Y-system and beta-deformed N=4 Super-Yang-Mills

TL;DR

The paper shows that perturbative anomalous dimensions in the real-$\beta$-deformed ${\cal N}=4$ SYM can be derived from the AdS$_5$/CFT$_4$ Y-system by introducing a twisted generating functional with four twists encoding the deformation. It develops a general asymptotic solution at large operator length $L$, decouples the Y-system into left/right wings, and analyzes the weak-coupling expansion to obtain wrapping corrections, reproducing known results such as the Konishi case and providing a generating function that directly yields perturbative integrals $I_j^{(L)}$. The approach is validated against the Beisert-Roiban ABA and demonstrates how the deformation parameter $\beta$ clarifies the connection between perturbative integrability and the Y-system. The work suggests a pathway to derive the Y-system from perturbation theory and motivates exploration of broader deformations.
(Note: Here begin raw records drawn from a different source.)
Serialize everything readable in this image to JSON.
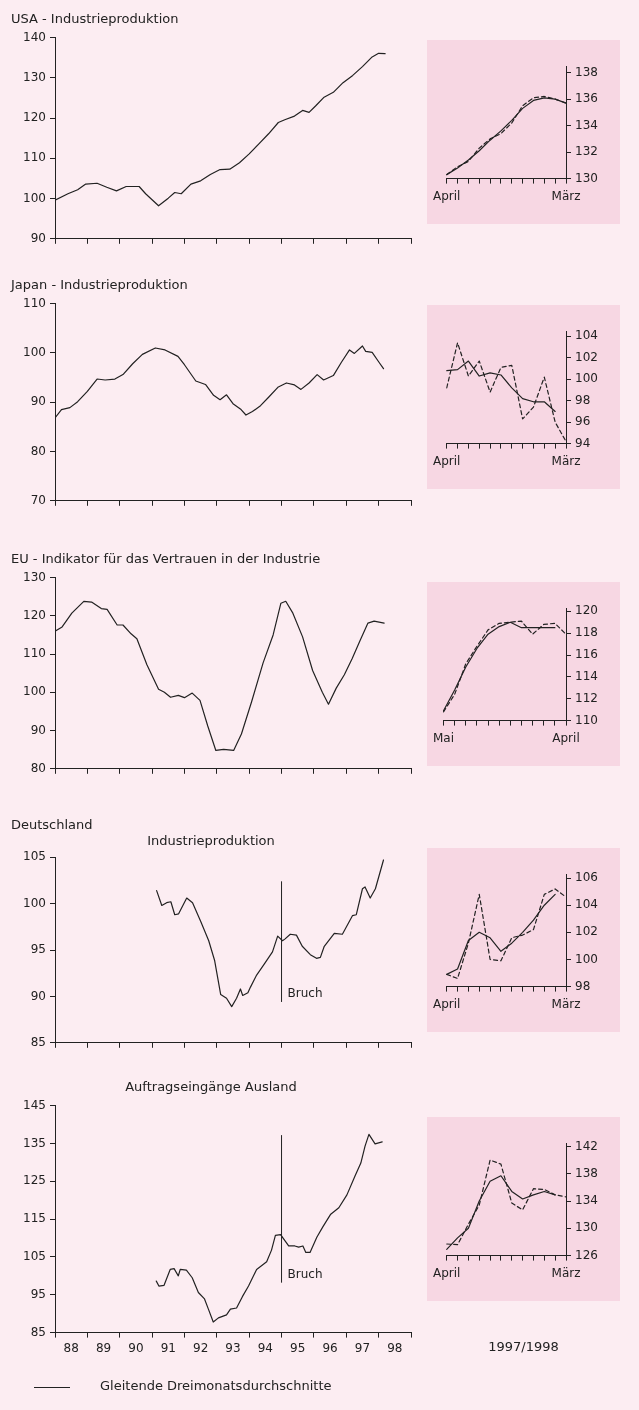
{
  "chart_data": [
    {
      "type": "line",
      "title": "USA - Industrieproduktion",
      "x": [
        88.0,
        88.4,
        88.7,
        88.95,
        89.3,
        89.6,
        89.9,
        90.2,
        90.6,
        90.8,
        91.2,
        91.5,
        91.7,
        91.9,
        92.2,
        92.5,
        92.8,
        93.1,
        93.4,
        93.7,
        94.0,
        94.3,
        94.6,
        94.9,
        95.1,
        95.4,
        95.65,
        95.85,
        96.05,
        96.3,
        96.6,
        96.9,
        97.2,
        97.5,
        97.8,
        98.0,
        98.2
      ],
      "values": [
        99.6,
        101.2,
        102.2,
        103.6,
        103.8,
        102.8,
        101.9,
        103.0,
        103.0,
        101.2,
        98.2,
        100.1,
        101.5,
        101.2,
        103.6,
        104.4,
        106.0,
        107.2,
        107.3,
        108.9,
        111.1,
        113.6,
        116.1,
        118.9,
        119.6,
        120.5,
        121.9,
        121.4,
        123.0,
        125.1,
        126.4,
        128.8,
        130.6,
        132.8,
        135.2,
        136.1,
        136.0
      ],
      "color": "#222222",
      "xlim": [
        88,
        99
      ],
      "xticks": [
        {
          "value": 88,
          "label": null
        },
        {
          "value": 89,
          "label": null
        },
        {
          "value": 90,
          "label": null
        },
        {
          "value": 91,
          "label": null
        },
        {
          "value": 92,
          "label": null
        },
        {
          "value": 93,
          "label": null
        },
        {
          "value": 94,
          "label": null
        },
        {
          "value": 95,
          "label": null
        },
        {
          "value": 96,
          "label": null
        },
        {
          "value": 97,
          "label": null
        },
        {
          "value": 98,
          "label": null
        },
        {
          "value": 99,
          "label": null
        }
      ],
      "ylim": [
        90,
        140
      ],
      "yticks": [
        90,
        100,
        110,
        120,
        130,
        140
      ],
      "tick_labels": "y"
    },
    {
      "type": "line",
      "categories": [
        "April",
        null,
        null,
        null,
        null,
        null,
        null,
        null,
        null,
        null,
        null,
        "März"
      ],
      "series": [
        {
          "color": "#222222",
          "axis": "y2",
          "values": [
            130.3,
            130.8,
            131.4,
            132.1,
            132.9,
            133.6,
            134.4,
            135.3,
            135.9,
            136.1,
            136.0,
            135.7
          ]
        },
        {
          "color": "#222222",
          "axis": "y2",
          "line_style": "dashed",
          "values": [
            130.3,
            130.9,
            131.3,
            132.3,
            133.0,
            133.4,
            134.2,
            135.5,
            136.1,
            136.2,
            136.0,
            135.7
          ]
        }
      ],
      "y2lim": [
        130,
        138.5
      ],
      "y2ticks": [
        130,
        132,
        134,
        136,
        138
      ]
    },
    {
      "type": "line",
      "title": "Japan - Industrieproduktion",
      "x": [
        88.0,
        88.2,
        88.46,
        88.7,
        89.0,
        89.3,
        89.55,
        89.85,
        90.1,
        90.4,
        90.7,
        91.1,
        91.4,
        91.8,
        92.0,
        92.35,
        92.65,
        92.9,
        93.1,
        93.3,
        93.5,
        93.75,
        93.9,
        94.1,
        94.35,
        94.6,
        94.9,
        95.15,
        95.4,
        95.6,
        95.85,
        96.1,
        96.3,
        96.6,
        96.85,
        97.1,
        97.25,
        97.5,
        97.6,
        97.8,
        98.0,
        98.15
      ],
      "values": [
        86.8,
        88.5,
        88.9,
        90.1,
        92.2,
        94.7,
        94.5,
        94.7,
        95.6,
        97.8,
        99.7,
        101.0,
        100.6,
        99.3,
        97.6,
        94.3,
        93.6,
        91.4,
        90.5,
        91.5,
        89.7,
        88.5,
        87.4,
        88.1,
        89.3,
        91.0,
        93.1,
        93.9,
        93.5,
        92.6,
        93.9,
        95.6,
        94.5,
        95.4,
        98.1,
        100.6,
        99.9,
        101.4,
        100.3,
        100.1,
        98.2,
        96.8
      ],
      "color": "#222222",
      "xlim": [
        88,
        99
      ],
      "xticks": [
        {
          "value": 88,
          "label": null
        },
        {
          "value": 89,
          "label": null
        },
        {
          "value": 90,
          "label": null
        },
        {
          "value": 91,
          "label": null
        },
        {
          "value": 92,
          "label": null
        },
        {
          "value": 93,
          "label": null
        },
        {
          "value": 94,
          "label": null
        },
        {
          "value": 95,
          "label": null
        },
        {
          "value": 96,
          "label": null
        },
        {
          "value": 97,
          "label": null
        },
        {
          "value": 98,
          "label": null
        },
        {
          "value": 99,
          "label": null
        }
      ],
      "ylim": [
        70,
        110
      ],
      "yticks": [
        70,
        80,
        90,
        100,
        110
      ],
      "tick_labels": "y"
    },
    {
      "type": "line",
      "categories": [
        "April",
        null,
        null,
        null,
        null,
        null,
        null,
        null,
        null,
        null,
        null,
        "März"
      ],
      "series": [
        {
          "color": "#222222",
          "axis": "y2",
          "values": [
            100.8,
            100.9,
            101.7,
            100.3,
            100.6,
            100.4,
            99.2,
            98.2,
            97.9,
            97.9,
            97.0,
            null
          ]
        },
        {
          "color": "#222222",
          "axis": "y2",
          "line_style": "dashed",
          "values": [
            99.2,
            103.4,
            100.3,
            101.7,
            98.8,
            101.1,
            101.3,
            96.3,
            97.4,
            100.2,
            96.0,
            94.2
          ]
        }
      ],
      "y2lim": [
        94,
        104.5
      ],
      "y2ticks": [
        94,
        96,
        98,
        100,
        102,
        104
      ]
    },
    {
      "type": "line",
      "title": "EU - Indikator für das Vertrauen in der Industrie",
      "x": [
        88.0,
        88.22,
        88.52,
        88.89,
        89.13,
        89.43,
        89.61,
        89.92,
        90.1,
        90.35,
        90.53,
        90.84,
        91.2,
        91.38,
        91.57,
        91.81,
        92.0,
        92.24,
        92.48,
        92.72,
        92.97,
        93.21,
        93.52,
        93.76,
        94.07,
        94.43,
        94.74,
        94.98,
        95.13,
        95.35,
        95.65,
        95.96,
        96.26,
        96.45,
        96.69,
        96.94,
        97.18,
        97.42,
        97.67,
        97.86,
        98.17
      ],
      "values": [
        116.0,
        117.1,
        120.7,
        123.8,
        123.6,
        121.9,
        121.7,
        117.6,
        117.6,
        115.3,
        114.0,
        107.2,
        100.8,
        100.0,
        98.7,
        99.2,
        98.6,
        99.8,
        97.9,
        91.2,
        84.8,
        85.1,
        84.8,
        89.1,
        97.4,
        107.7,
        115.0,
        123.3,
        123.8,
        120.7,
        114.5,
        105.7,
        100.0,
        96.9,
        101.1,
        104.6,
        108.8,
        113.4,
        118.1,
        118.6,
        118.1
      ],
      "color": "#222222",
      "xlim": [
        88,
        99
      ],
      "xticks": [
        {
          "value": 88,
          "label": null
        },
        {
          "value": 89,
          "label": null
        },
        {
          "value": 90,
          "label": null
        },
        {
          "value": 91,
          "label": null
        },
        {
          "value": 92,
          "label": null
        },
        {
          "value": 93,
          "label": null
        },
        {
          "value": 94,
          "label": null
        },
        {
          "value": 95,
          "label": null
        },
        {
          "value": 96,
          "label": null
        },
        {
          "value": 97,
          "label": null
        },
        {
          "value": 98,
          "label": null
        },
        {
          "value": 99,
          "label": null
        }
      ],
      "ylim": [
        80,
        130
      ],
      "yticks": [
        80,
        90,
        100,
        110,
        120,
        130
      ],
      "tick_labels": "y"
    },
    {
      "type": "line",
      "categories": [
        "Mai",
        null,
        null,
        null,
        null,
        null,
        null,
        null,
        null,
        null,
        null,
        "April"
      ],
      "series": [
        {
          "color": "#222222",
          "axis": "y2",
          "values": [
            110.9,
            112.8,
            114.9,
            116.6,
            117.9,
            118.6,
            119.0,
            118.5,
            118.5,
            118.5,
            118.5,
            null
          ]
        },
        {
          "color": "#222222",
          "axis": "y2",
          "line_style": "dashed",
          "values": [
            110.8,
            112.4,
            115.2,
            116.8,
            118.3,
            118.9,
            119.0,
            119.1,
            117.9,
            118.8,
            118.9,
            117.9
          ]
        }
      ],
      "y2lim": [
        110,
        120.3
      ],
      "y2ticks": [
        110,
        112,
        114,
        116,
        118,
        120
      ]
    },
    {
      "type": "line",
      "title": "Deutschland",
      "subtitle": "Industrieproduktion",
      "x": [
        91.14,
        91.3,
        91.45,
        91.58,
        91.7,
        91.82,
        92.07,
        92.25,
        92.5,
        92.75,
        92.93,
        93.12,
        93.3,
        93.46,
        93.61,
        93.73,
        93.8,
        93.96,
        94.04,
        94.23,
        94.47,
        94.72,
        94.88,
        95.03,
        95.11,
        95.27,
        95.46,
        95.64,
        95.89,
        96.08,
        96.2,
        96.32,
        96.63,
        96.88,
        97.19,
        97.31,
        97.5,
        97.58,
        97.74,
        97.9,
        98.15
      ],
      "values": [
        101.4,
        99.8,
        100.1,
        100.2,
        98.8,
        98.9,
        100.6,
        100.1,
        98.1,
        96.0,
        93.9,
        90.2,
        89.8,
        88.9,
        89.8,
        90.8,
        90.1,
        90.4,
        91.0,
        92.3,
        93.5,
        94.8,
        96.5,
        96.0,
        96.2,
        96.7,
        96.6,
        95.4,
        94.5,
        94.1,
        94.2,
        95.4,
        96.8,
        96.7,
        98.7,
        98.8,
        101.6,
        101.8,
        100.6,
        101.6,
        104.7
      ],
      "color": "#222222",
      "xlim": [
        88,
        99
      ],
      "xticks": [
        {
          "value": 88,
          "label": null
        },
        {
          "value": 89,
          "label": null
        },
        {
          "value": 90,
          "label": null
        },
        {
          "value": 91,
          "label": null
        },
        {
          "value": 92,
          "label": null
        },
        {
          "value": 93,
          "label": null
        },
        {
          "value": 94,
          "label": null
        },
        {
          "value": 95,
          "label": null
        },
        {
          "value": 96,
          "label": null
        },
        {
          "value": 97,
          "label": null
        },
        {
          "value": 98,
          "label": null
        },
        {
          "value": 99,
          "label": null
        }
      ],
      "ylim": [
        85,
        105
      ],
      "yticks": [
        85,
        90,
        95,
        100,
        105
      ],
      "tick_labels": "y",
      "ref_lines": [
        {
          "axis": "x",
          "value": 95.0,
          "label": "Bruch"
        }
      ]
    },
    {
      "type": "line",
      "categories": [
        "April",
        null,
        null,
        null,
        null,
        null,
        null,
        null,
        null,
        null,
        null,
        "März"
      ],
      "series": [
        {
          "color": "#222222",
          "axis": "y2",
          "values": [
            98.9,
            99.3,
            101.4,
            102.0,
            101.6,
            100.6,
            101.2,
            102.0,
            102.9,
            104.0,
            104.8,
            null
          ]
        },
        {
          "color": "#222222",
          "axis": "y2",
          "line_style": "dashed",
          "values": [
            98.9,
            98.6,
            101.2,
            104.8,
            100.0,
            99.9,
            101.6,
            101.8,
            102.2,
            104.8,
            105.2,
            104.6
          ]
        }
      ],
      "y2lim": [
        98,
        106.3
      ],
      "y2ticks": [
        98,
        100,
        102,
        104,
        106
      ]
    },
    {
      "type": "line",
      "title": "Auftragseingänge Ausland",
      "x": [
        91.13,
        91.21,
        91.37,
        91.56,
        91.68,
        91.81,
        91.87,
        92.06,
        92.24,
        92.43,
        92.62,
        92.74,
        92.89,
        93.05,
        93.3,
        93.42,
        93.61,
        93.79,
        93.98,
        94.23,
        94.54,
        94.69,
        94.81,
        94.97,
        95.22,
        95.41,
        95.53,
        95.66,
        95.75,
        95.88,
        96.09,
        96.28,
        96.52,
        96.77,
        97.02,
        97.27,
        97.45,
        97.58,
        97.7,
        97.89,
        98.11
      ],
      "values": [
        98.6,
        97.3,
        97.5,
        101.7,
        101.9,
        100.0,
        101.7,
        101.5,
        99.5,
        95.6,
        93.9,
        91.2,
        87.8,
        88.9,
        89.7,
        91.2,
        91.5,
        94.5,
        97.3,
        101.7,
        103.7,
        106.8,
        110.7,
        110.9,
        107.9,
        107.9,
        107.6,
        107.9,
        106.2,
        106.2,
        110.2,
        113.0,
        116.3,
        118.0,
        121.4,
        126.4,
        129.8,
        134.3,
        137.4,
        134.9,
        135.4
      ],
      "color": "#222222",
      "xlim": [
        88,
        99
      ],
      "xticks": [
        {
          "value": 88,
          "label": null
        },
        {
          "value": 88.5,
          "label": "88"
        },
        {
          "value": 89,
          "label": null
        },
        {
          "value": 89.5,
          "label": "89"
        },
        {
          "value": 90,
          "label": null
        },
        {
          "value": 90.5,
          "label": "90"
        },
        {
          "value": 91,
          "label": null
        },
        {
          "value": 91.5,
          "label": "91"
        },
        {
          "value": 92,
          "label": null
        },
        {
          "value": 92.5,
          "label": "92"
        },
        {
          "value": 93,
          "label": null
        },
        {
          "value": 93.5,
          "label": "93"
        },
        {
          "value": 94,
          "label": null
        },
        {
          "value": 94.5,
          "label": "94"
        },
        {
          "value": 95,
          "label": null
        },
        {
          "value": 95.5,
          "label": "95"
        },
        {
          "value": 96,
          "label": null
        },
        {
          "value": 96.5,
          "label": "96"
        },
        {
          "value": 97,
          "label": null
        },
        {
          "value": 97.5,
          "label": "97"
        },
        {
          "value": 98,
          "label": null
        },
        {
          "value": 98.5,
          "label": "98"
        },
        {
          "value": 99,
          "label": null
        }
      ],
      "ylim": [
        85,
        145
      ],
      "yticks": [
        85,
        95,
        105,
        115,
        125,
        135,
        145
      ],
      "ref_lines": [
        {
          "axis": "x",
          "value": 95.0,
          "label": "Bruch"
        }
      ],
      "annotations": [
        "Gleitende Dreimonatsdurchschnitte"
      ]
    },
    {
      "type": "line",
      "categories": [
        "April",
        null,
        null,
        null,
        null,
        null,
        null,
        null,
        null,
        null,
        null,
        "März"
      ],
      "xlabel": "1997/1998",
      "series": [
        {
          "color": "#222222",
          "axis": "y2",
          "values": [
            126.9,
            128.6,
            130.0,
            134.0,
            136.9,
            137.7,
            135.4,
            134.3,
            134.9,
            135.4,
            134.9,
            null
          ]
        },
        {
          "color": "#222222",
          "axis": "y2",
          "line_style": "dashed",
          "values": [
            127.7,
            127.6,
            130.6,
            133.4,
            140.0,
            139.4,
            133.7,
            132.7,
            135.8,
            135.7,
            134.9,
            134.6
          ]
        }
      ],
      "y2lim": [
        126,
        142.5
      ],
      "y2ticks": [
        126,
        130,
        134,
        138,
        142
      ]
    }
  ]
}
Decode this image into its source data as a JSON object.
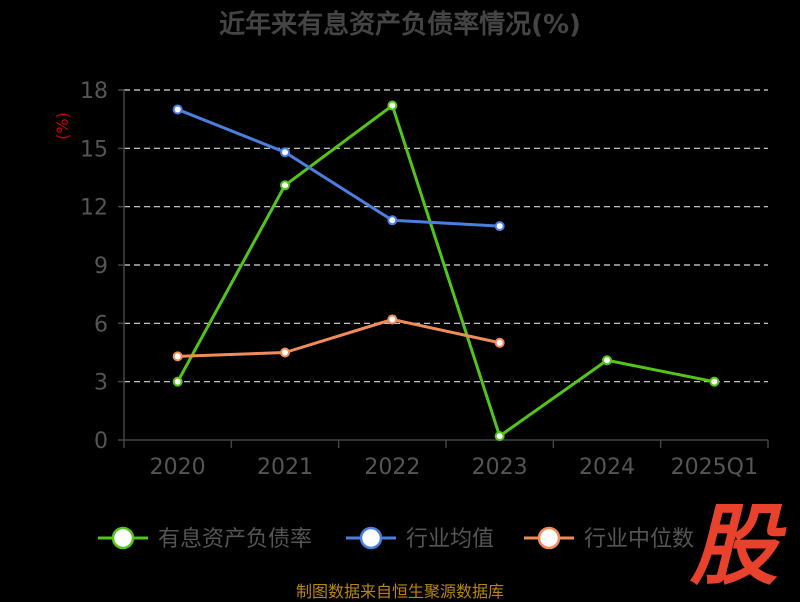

Overall, it strengthens the link between integrability-based methods and perturbative gauge theory in β-deformed settings, with practical means to extract higher-loop contributions.

Abstract

We show how the perturbation theory results recently obtained by F.Fiamberti, A.Santambrogio, C.Sieg and D.Zanon for operator anomalous dimensions of beta-deformed Super-Yang-Mills theory can be reproduced from the AdS5/CFT4 Y-system proposed by N.G., V.Kazakov and P.Vieira. To do this, we obtain the general twisted asymptotic solution of this Y-system of functional equations. We show that existence of an additional parameter beta in the deformed theory allows to extract rich information about the perturbation theory integrals directly from Y-system. Using this method we found a simple generating function for a broad class of such integrals.